Seit Kappadokien begleitet uns Alex, ein guter Schulfreund von Thomas. Zu Beginn verbringen wir schöne gemeinsame Tage in Göreme und sind fasziniert von der Höhlenlandschaft mit ihren beeindruckenden Felsformationen. Dann geht es mit den Rädern durch Anatolien, geplant waren eigentlich zwei gemeinsame Wochen, doch leider wurde daraus nur eine gute Woche in der tollen Weite mit den faszinierenden Lichtwechseln bei heiterem Wetter mit immer wiederkehrenden Schauern, denn aktuell haben wir wohl eine unglücklichere Phase. Zunächst ging unser Benzinkocher kaputt und so haben wir lange an diesem herumzuspielen, bis dieser dann doch noch irgendwie halbwegs stabil brennt um zu kochen. Gestern geschah dann das Unfassbare. In einem Anstieg bemerken wir plötzlich ein unangenehmes Knacken. Plötzlich ist das ganze Tandem weich wie Butter und alles füllt sich ganz komisch an. Wir halten und entdecken einen Rahmenbruch an unserem geliebten Tandem, welches uns seit vier Jahren treu die tollsten Strecken ermöglichte. Unfassbar sitzen wir da, können es nicht glauben und sind sogleich erstmal machtlos. Platten oder gebrochene Speichen können wir ohne weiteres flicken, doch einen gebrochenen Tandemrahmen schweißen ist für uns selbst unmöglich.

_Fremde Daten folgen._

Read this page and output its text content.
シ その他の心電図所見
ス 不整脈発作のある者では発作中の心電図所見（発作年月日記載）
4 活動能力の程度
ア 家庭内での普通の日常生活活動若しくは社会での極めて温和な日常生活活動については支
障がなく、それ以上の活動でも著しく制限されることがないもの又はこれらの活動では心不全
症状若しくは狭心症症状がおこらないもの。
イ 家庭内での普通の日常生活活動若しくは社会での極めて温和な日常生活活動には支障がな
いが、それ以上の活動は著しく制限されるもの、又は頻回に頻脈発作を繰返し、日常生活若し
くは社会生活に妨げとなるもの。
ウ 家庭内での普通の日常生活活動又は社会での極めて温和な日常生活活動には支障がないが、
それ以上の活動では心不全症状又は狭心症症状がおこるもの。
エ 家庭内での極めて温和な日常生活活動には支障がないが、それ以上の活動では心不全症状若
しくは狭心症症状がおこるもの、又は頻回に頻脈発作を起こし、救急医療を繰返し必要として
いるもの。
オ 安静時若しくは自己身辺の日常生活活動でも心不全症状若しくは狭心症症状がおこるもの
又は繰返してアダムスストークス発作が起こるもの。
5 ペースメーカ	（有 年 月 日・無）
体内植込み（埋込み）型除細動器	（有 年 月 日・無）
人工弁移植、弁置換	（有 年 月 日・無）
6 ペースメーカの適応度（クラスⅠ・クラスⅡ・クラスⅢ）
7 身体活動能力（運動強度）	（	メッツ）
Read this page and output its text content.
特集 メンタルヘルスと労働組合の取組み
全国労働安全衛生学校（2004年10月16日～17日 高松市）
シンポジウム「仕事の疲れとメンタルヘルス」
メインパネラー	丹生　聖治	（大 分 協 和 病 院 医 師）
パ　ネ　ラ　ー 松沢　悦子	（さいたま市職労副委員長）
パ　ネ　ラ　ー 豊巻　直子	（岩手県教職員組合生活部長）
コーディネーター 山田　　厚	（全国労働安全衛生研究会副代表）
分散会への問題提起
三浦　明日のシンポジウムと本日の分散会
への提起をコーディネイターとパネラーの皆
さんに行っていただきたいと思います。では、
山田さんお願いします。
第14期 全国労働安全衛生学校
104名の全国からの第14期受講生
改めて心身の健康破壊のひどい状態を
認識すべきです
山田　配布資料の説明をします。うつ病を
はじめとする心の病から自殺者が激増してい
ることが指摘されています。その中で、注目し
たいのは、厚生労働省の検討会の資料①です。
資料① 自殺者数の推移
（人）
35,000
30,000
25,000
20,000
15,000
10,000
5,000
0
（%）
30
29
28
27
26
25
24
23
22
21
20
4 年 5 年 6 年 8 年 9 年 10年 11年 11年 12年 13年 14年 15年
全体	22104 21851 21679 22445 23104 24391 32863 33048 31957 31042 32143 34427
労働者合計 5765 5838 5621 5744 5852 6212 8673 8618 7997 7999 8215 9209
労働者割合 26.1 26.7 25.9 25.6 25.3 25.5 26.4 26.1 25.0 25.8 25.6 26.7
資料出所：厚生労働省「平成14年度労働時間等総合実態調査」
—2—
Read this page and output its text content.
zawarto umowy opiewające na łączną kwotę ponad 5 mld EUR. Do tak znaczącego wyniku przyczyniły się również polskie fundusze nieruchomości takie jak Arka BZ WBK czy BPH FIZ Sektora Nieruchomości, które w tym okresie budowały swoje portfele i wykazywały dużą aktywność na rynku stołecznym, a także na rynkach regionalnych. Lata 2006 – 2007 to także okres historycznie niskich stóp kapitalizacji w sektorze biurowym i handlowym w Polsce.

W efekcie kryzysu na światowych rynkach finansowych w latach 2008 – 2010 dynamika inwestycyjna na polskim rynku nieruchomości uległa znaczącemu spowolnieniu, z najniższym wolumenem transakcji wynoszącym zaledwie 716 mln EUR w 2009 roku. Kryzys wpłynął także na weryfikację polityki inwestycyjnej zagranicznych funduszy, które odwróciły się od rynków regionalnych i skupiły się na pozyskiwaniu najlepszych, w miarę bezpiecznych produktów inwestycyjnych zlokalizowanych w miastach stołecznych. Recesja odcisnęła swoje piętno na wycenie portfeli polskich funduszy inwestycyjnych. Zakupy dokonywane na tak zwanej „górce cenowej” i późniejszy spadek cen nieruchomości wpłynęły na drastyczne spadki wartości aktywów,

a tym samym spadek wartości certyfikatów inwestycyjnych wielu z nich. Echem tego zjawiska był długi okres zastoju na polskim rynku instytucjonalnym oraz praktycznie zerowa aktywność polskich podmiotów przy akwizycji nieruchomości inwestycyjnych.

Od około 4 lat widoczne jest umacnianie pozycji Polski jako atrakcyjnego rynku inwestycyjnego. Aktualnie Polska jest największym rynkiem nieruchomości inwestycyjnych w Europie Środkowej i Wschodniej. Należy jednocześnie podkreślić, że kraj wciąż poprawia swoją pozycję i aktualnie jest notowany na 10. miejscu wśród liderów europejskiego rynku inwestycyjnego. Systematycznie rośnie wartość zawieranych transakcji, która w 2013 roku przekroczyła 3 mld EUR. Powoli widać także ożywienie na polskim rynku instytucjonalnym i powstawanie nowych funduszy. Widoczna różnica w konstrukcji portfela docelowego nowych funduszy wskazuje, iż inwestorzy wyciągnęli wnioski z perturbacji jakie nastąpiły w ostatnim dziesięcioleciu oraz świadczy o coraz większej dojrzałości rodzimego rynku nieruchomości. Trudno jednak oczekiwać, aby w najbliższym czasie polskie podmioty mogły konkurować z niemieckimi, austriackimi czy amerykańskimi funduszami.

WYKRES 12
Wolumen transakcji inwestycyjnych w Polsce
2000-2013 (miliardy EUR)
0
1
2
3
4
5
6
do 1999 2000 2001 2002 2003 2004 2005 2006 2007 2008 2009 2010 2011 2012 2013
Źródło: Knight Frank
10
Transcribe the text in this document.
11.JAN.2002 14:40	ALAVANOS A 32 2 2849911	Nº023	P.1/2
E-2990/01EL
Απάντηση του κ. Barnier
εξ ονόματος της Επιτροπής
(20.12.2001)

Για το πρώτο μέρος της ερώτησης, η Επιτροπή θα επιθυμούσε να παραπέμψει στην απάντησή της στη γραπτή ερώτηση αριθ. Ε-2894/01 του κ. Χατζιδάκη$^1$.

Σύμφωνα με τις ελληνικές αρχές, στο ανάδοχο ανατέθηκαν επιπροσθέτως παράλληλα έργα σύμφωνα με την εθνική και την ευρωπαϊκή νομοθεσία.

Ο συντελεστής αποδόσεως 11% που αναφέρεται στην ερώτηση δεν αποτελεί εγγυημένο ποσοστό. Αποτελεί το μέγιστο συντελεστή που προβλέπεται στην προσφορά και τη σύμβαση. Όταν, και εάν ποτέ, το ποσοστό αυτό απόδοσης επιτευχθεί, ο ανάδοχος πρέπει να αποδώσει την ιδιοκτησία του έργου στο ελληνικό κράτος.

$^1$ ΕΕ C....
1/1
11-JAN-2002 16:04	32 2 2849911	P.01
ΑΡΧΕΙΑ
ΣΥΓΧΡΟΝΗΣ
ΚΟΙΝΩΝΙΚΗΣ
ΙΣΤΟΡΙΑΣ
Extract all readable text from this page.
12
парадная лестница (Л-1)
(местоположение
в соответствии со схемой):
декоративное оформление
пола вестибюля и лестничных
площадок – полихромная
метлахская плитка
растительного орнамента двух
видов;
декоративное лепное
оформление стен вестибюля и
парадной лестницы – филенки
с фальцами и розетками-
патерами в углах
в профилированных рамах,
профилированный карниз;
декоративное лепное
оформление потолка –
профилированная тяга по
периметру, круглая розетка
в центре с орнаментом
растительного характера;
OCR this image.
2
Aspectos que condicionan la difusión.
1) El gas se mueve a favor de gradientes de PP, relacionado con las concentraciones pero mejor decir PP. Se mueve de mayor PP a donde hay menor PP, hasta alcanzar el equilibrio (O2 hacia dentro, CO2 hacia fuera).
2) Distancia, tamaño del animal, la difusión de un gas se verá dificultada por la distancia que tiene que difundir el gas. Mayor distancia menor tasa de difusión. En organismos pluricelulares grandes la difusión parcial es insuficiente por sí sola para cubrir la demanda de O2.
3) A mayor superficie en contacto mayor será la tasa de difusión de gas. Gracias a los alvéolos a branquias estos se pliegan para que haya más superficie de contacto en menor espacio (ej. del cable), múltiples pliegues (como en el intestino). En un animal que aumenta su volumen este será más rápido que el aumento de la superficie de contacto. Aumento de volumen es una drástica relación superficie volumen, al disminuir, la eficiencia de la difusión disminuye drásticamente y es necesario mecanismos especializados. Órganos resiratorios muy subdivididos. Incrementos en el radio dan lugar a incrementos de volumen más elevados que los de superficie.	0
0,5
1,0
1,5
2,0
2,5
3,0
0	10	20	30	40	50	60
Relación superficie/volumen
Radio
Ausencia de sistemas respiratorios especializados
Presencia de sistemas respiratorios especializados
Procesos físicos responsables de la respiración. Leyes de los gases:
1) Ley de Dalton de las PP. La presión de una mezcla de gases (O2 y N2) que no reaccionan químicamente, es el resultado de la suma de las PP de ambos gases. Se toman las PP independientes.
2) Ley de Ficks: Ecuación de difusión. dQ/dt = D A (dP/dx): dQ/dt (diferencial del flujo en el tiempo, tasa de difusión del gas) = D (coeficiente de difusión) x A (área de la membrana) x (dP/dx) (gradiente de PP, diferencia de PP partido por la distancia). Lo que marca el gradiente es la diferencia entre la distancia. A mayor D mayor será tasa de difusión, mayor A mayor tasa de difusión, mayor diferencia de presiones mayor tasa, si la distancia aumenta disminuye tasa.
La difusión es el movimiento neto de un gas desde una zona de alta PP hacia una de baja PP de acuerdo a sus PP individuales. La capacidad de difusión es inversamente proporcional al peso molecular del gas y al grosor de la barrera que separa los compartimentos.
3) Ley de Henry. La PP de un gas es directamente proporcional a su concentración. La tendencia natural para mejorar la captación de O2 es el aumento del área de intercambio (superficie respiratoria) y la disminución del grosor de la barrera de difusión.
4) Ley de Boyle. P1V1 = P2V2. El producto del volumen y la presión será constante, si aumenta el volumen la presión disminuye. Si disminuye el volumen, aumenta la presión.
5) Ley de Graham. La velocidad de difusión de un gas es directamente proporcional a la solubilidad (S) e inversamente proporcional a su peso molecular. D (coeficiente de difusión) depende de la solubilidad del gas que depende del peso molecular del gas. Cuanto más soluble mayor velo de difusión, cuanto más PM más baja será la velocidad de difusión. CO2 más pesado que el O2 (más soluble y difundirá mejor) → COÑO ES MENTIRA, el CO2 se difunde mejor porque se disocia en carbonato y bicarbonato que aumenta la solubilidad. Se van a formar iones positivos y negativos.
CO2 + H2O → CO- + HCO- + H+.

In der Türkei gibt es immer eine Lösung und so nehmen uns drei erstmal zwei Elektriker auf ihrem Pickup samt der ganzen Ausrüstung und den zwei Rädern mit zurück in die nächste Stadt und dort sogleich zu anderen Handwerkern die am liebsten sofort unseren Rahmen wieder zusammenschweißen würden. Mit Müh und Not können wir Ihnen erklären, dass wir zuerst mit der Firma Pedalpower in Berlin telefonieren möchten um abzuklären, wie wir vorgehen sollen. Wahrscheinlich ist unser Anhänger die Ursache für den Rahmenbruch an einem der Ausfallenden. Da der Rahmen wohl hartgelötet werden muss und wir den sehr netten aber doch immer allwissenden Türken hier im freien Felde das Schweißen nicht überlassen möchten, sitzen wir nun unglaublicherweise Blogbericht schreibend in einem Bus nach Istanbul.
Was für chaotische Tage, zur Zeit ändern sich die Pläne fast stündlich…kaum in Istanbul angekommen entscheiden wir uns dafür, dass Thomas mit dem Rahmen nach Deutschland fliegt, damit Pedalpower die Reparaturen selbst vornehmen kann samt zusätzlicher Verstärkungen, damit das Tandem die Weiterfahrt mit dem Hänger gut übersteht. Der Flug ist nicht teurer als das Schicken und zudem hoffentlich schneller, denn die festgelegten Zeiträume für die Visa der kommenden Länder geben uns einen gewissen Zeitrahmen vor. Nach einer fast schlaflosen Nacht im Bus bauen wir unser Rad, die Fram, auseinander und bald steht der nackte Rahmen vor uns, wir können es gar nicht glauben. Noch in der Nacht machen sich Alex und Thomas auf zum Flughafen und Line bleibt für eine knappe Woche in Istanbul.